Für die Bejahung einer konkreten Gefahr kommt es nach ständiger Rechtsprechung des Bayerischen Verwaltungsgerichtshofs und des erkennenden Gerichts nicht darauf an, ob von dem Hund eine gesteigerte Aggressivität gegen Menschen oder andere Hunde ausgeht oder ob es sich um ein hundetypisches Verhalten handelt (vgl. z.B. BayVGH, B.v. 20.1.2011 - 10 B 09.2966 - juris m.w.N.). Sinn der Ermächtigung des Art. 18 Abs. 2 LStVG ist es, den Gemeinden die Befugnis zu geben, zur Verhütung jeglicher Gefahren für die in Art. 18 Abs. 1 Satz 1 LStVG genannten Rechtsgüter Anordnungen zur Haltung von Hunden zu treffen, unabhängig davon, in welcher Weise diese von Hunden verursacht werden. Die Mehrheit der von Hunden ausgehenden Gefahren beruht nämlich gerade auf hundetypischem Verhalten. Auch wenn ein Schaden durch den Hund dadurch herbeigeführt wird, dass er durch ein „Fehlverhalten“ oder eine „Fehlreaktion“ einer anderen Person entstanden ist, sind nach der zitierten obergerichtlichen Rechtsprechung solche Vorfälle dennoch dem Hund zuzurechnen, da die Gefahr ausschließlich von diesem ausgeht (vgl. BayVGH, a.a.O. und U.v. 15.3.2005 - 24 BV 04.2755 sowie B.v. 31.7.2014 - 10 ZB 14.688 - alle juris). Von Passanten wird kein hundegerechtes Verhalten erwartet, vielmehr steht der Hundehalter in der Pflicht, wenn er seinen Hund in der Öffentlichkeit ausführt. Nur das bewusste und gezielte Reizen eines Hundes stellt kein (Fehl-)Verhalten eines Passanten dar, mit dem der Hundehalter jederzeit hätte rechnen und die Reaktion seines Hundes hierauf hätte verhindern müssen (vgl. BayVGH, B.v. 31.7.2014 - 10 ZB 14.688 - juris).
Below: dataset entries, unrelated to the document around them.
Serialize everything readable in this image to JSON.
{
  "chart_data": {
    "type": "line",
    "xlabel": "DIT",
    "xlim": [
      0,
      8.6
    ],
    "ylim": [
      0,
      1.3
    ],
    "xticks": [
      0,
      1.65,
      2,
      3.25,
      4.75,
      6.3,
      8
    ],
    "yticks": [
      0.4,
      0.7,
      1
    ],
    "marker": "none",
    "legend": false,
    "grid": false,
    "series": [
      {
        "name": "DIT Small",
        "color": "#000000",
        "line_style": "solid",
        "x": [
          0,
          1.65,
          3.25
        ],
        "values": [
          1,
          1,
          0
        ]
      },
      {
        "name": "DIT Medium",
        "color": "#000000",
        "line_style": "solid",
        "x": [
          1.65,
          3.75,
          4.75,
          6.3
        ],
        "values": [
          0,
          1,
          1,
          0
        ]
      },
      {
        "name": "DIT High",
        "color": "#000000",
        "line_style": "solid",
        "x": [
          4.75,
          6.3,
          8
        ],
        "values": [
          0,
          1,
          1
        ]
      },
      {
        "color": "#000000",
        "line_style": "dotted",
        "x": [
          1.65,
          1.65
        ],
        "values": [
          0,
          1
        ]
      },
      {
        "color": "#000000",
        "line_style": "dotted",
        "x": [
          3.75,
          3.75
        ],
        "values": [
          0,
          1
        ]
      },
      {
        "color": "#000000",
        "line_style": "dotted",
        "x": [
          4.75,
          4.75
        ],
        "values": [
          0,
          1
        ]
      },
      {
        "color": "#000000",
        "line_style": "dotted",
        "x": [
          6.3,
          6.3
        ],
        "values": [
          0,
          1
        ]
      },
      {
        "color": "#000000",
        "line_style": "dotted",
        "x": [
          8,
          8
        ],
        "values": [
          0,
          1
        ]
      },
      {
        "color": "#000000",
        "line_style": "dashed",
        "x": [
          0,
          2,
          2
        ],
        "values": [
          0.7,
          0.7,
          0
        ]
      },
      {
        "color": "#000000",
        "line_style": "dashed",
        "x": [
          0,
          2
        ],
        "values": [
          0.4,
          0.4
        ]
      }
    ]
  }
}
Bei der Aufklärung des Sachverhalts darf die Sicherheitsbehörde grundsätzlich von der Richtigkeit von Zeugenaussagen ausgehen, insbesondere dann, wenn die Aussage den Vorfall detailliert und nachvollziehbar schildert und wenn mehrere Aussagen verschiedener Zeugen übereinstimmen (Bengl/Berner/Emmerig, a.a.O., Art. 18 Rn.35). Sie darf auch polizeiliche Erkenntnisse heranziehen, ist allerdings an die im Ermittlungsverfahren getroffene Beurteilung nicht gebunden (Bengl/Berner/Emmerig, a.a.O., Art. 18 Rn.39).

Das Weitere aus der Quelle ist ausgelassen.